De acordo com ele, o projeto é o embrião de um plano para enfrentar a elevação da maré. No início de dezembro, um decreto criou a Comissão de Adaptação à Mudança do Clima. "Levamos a sério o diagnóstico feito pelos cientistas e sabemos que as mudanças climáticas são inevitáveis. Confiamos no planejamento para desenvolver soluções técnicas. No prazo de um ano, teremos um plano para que Santos possa se adaptar", declarou.
Inundação dos mangues poderá bloquear o porto de Santos
Fábio de Castro - O Estado de S.Paulo
A elevação do nível do mar afogará 50% da vegetação dos manguezais no entorno de Santos até 2100, fazendo com que sedimentos finos sejam liberados em grande quantidade, o que provocará o assoreamento do estuário do porto, inviabilizando as operações. A previsão é do engenheiro Paolo Alfredini, da Escola Politécnica da Universidade de São Paulo, que liderou um estudo sobre os impactos costeiros, para um relatório da extinta Secretaria de Assuntos Estratégicos da Presidência da República.
Segundo o modelo de Alfredini, até 2100 o mar subirá 80 centímetros em Santos e a cidade precisará de grandes obras de adaptação para salvar as operações portuárias. Além do assoreamento, a subida do mar reduzirá o espaço entre o cais e a água - de 1,6 metro na época da construção para 48 centímetros em 2100. "Com isso, uma simples ressaca será suficiente para inundar o cais", afirmou.
A principal recomendação do pesquisador é a construção de dois molhes - maciços de pedra revestidos de blocos de concreto - com cinco quilômetros. "Eles confinariam as correntes de maré, aumentando a velocidade da água no canal. Isso ajudaria a limpá-lo, evitando o assoreamento com a areia do mangue", explicou Alfredini.
Além de proteger o porto, os molhes também ajudariam a reduzir o impacto da elevação do nível do mar na cidade. Considerando a inclinação das praias de Santos, segundo Alfredini, cada centímetro de elevação do mar acarreta a perda de um metro de praia. "Isso significa um avanço de 80 metros até 2100. Com os molhes, a areia seria barrada e, em vez de assorear o estuário, ela engrossaria as praias, que são a primeira linha de defesa da cidade." A construção dos molhes custaria cerca de R$ 400 milhões, segundo ele.
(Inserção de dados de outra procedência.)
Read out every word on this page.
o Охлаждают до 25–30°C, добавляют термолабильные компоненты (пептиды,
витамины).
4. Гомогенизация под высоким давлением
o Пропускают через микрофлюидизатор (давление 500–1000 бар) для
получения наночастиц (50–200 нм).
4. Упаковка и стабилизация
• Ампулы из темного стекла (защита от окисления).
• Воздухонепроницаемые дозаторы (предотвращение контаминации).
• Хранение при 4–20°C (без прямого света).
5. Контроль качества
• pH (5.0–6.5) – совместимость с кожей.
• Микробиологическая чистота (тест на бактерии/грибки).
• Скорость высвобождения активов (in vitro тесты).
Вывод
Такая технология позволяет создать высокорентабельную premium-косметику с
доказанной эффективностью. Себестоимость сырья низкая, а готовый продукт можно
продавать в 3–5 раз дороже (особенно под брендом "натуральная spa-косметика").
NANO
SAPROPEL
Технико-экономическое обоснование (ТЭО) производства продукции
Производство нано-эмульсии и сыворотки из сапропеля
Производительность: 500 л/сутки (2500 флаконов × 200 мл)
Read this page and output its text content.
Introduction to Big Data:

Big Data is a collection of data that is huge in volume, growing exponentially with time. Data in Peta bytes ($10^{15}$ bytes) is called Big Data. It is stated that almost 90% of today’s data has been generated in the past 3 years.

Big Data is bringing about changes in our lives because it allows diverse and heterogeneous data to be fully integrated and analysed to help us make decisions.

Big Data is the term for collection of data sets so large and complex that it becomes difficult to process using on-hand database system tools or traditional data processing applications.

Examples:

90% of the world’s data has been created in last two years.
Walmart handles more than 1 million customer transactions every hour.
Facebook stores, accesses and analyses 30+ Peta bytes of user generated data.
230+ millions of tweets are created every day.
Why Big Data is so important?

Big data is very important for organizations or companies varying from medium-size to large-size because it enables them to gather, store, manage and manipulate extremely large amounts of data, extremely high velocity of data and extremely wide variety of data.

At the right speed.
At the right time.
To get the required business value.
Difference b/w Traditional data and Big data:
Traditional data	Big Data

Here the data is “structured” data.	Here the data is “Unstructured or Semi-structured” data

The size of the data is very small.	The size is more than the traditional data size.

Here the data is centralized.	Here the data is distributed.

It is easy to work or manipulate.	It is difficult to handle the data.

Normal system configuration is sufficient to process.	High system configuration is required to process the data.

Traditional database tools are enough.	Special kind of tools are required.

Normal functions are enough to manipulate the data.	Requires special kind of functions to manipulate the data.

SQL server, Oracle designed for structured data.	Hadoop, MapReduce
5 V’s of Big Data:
De acordo com Alfredini, a erosão das praias já é acentuada na cidade e a combinação da elevação do nível do mar com chuvas intensas, maré alta, e tempestades que aumentam o tamanho das ondas causará inundações frequentes. "As ressacas na cidade já são bem agressivas, fazendo o mar ultrapassar as muretas, invadir a avenida beira-mar e as garagens de prédios."
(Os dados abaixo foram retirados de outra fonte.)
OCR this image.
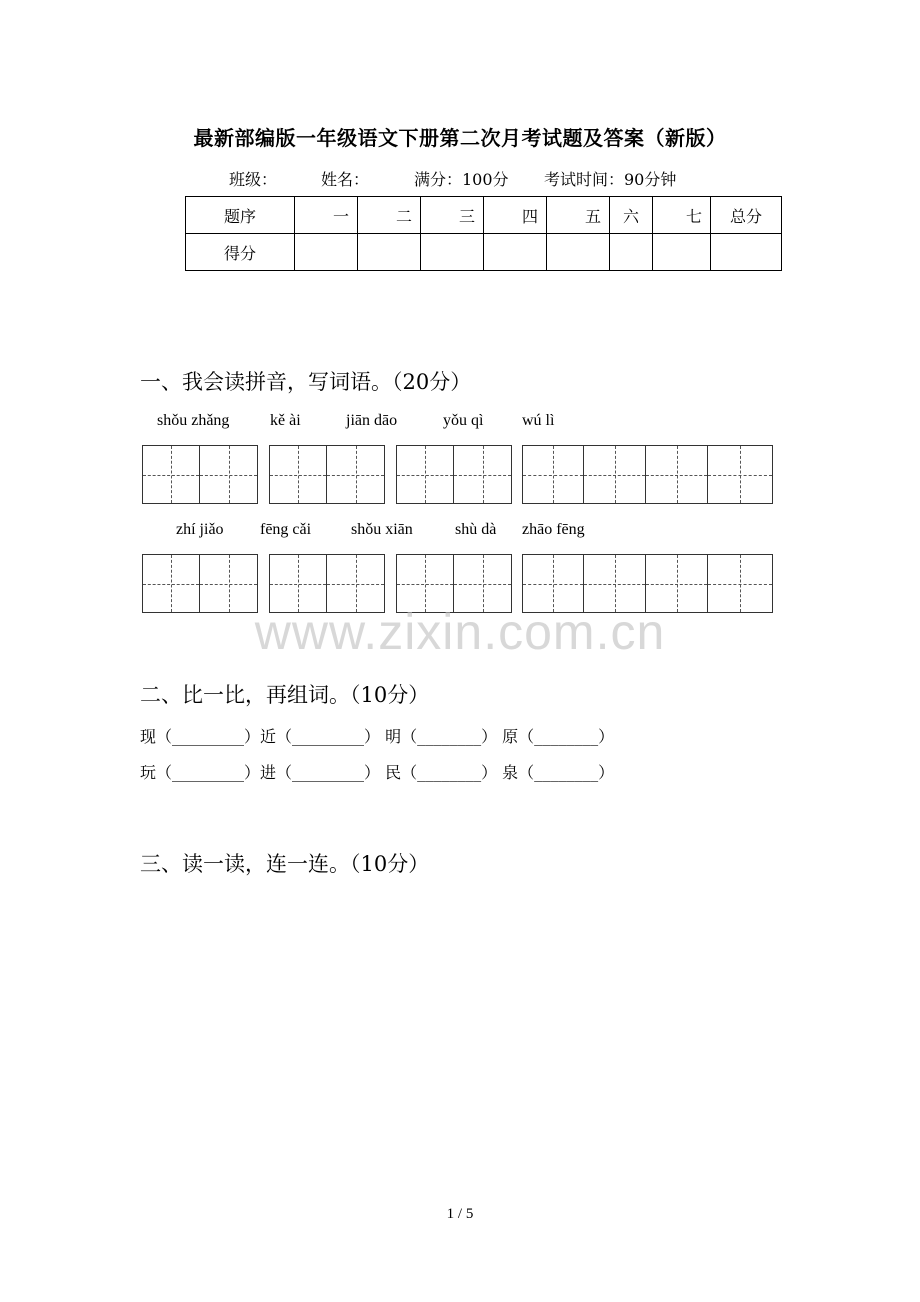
最新部编版一年级语文下册第二次月考试题及答案（新版）
班级：	姓名：	满分：100分 考试时间：90分钟
题序	一	二	三	四	五	六	七	总分
得分								
一、我会读拼音，写词语。（20分）
shǒu zhǎng	kě ài	jiān dāo	yǒu qì wú lì
zhí jiǎo fēng cǎi shǒu xiān	shù dà zhāo fēng
www.zixin.com.cn
二、比一比，再组词。（10分）
现（_________）近（_________） 明（________） 原（________）
玩（_________）进（_________） 民（________） 泉（________）
三、读一读，连一连。（10分）
1 / 5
Orla. O problema, segundo ele, foi agravado pela urbanização da praia, feita entre 1920 e 1940. "Os jardins da orla sitiaram a praia, engessando a paisagem. A grande área de vegetação de restinga que defendia a cidade foi substituída pela avenida e pelos jardins."
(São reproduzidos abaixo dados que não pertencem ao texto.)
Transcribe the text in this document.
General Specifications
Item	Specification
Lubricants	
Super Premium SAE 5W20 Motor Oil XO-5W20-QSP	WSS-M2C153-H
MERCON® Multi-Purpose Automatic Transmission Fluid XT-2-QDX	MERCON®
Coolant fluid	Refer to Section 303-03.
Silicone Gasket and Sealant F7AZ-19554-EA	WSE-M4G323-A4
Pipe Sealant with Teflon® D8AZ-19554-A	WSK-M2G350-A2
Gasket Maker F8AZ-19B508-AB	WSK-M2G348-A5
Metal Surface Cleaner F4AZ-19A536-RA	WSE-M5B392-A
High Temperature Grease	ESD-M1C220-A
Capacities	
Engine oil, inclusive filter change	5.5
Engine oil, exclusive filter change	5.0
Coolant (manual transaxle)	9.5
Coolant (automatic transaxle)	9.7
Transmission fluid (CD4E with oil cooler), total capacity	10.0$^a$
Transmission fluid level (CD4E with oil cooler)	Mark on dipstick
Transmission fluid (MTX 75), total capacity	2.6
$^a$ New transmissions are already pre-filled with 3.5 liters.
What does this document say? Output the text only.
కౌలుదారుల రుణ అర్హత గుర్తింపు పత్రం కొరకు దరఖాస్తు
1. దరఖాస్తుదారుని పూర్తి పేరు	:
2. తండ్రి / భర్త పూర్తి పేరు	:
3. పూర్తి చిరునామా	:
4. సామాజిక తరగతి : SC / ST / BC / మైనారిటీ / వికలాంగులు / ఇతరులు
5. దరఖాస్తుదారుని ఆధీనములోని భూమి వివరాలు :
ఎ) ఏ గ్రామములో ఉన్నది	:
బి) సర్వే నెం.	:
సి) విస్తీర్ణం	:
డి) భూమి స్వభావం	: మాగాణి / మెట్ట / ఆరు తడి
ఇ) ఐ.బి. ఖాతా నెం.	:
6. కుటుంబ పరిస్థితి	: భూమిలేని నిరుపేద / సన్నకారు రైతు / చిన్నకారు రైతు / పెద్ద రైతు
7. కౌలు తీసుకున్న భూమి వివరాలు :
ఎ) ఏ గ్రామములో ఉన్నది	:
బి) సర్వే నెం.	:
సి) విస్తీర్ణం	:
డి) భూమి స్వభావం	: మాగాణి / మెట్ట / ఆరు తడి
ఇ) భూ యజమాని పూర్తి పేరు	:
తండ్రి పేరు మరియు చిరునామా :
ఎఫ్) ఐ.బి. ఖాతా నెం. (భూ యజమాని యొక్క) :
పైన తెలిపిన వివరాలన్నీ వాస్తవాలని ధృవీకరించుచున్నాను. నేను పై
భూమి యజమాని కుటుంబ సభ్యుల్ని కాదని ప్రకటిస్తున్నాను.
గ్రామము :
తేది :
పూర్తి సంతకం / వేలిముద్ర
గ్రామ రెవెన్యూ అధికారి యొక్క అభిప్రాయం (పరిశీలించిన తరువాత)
Para solucionar o problema da orla, Alfredini propõe a remoção dos jardins e a construção de dunas artificiais, ou de um dique. "A longo prazo, por volta de 2050, é provável que Santos precise construir uma barreira móvel de comportas, como a de Veneza, na Itália, ou a do Porto de Roterdã, na Holanda. A elevação da borda do cais também será fundamental", disse Alfredini.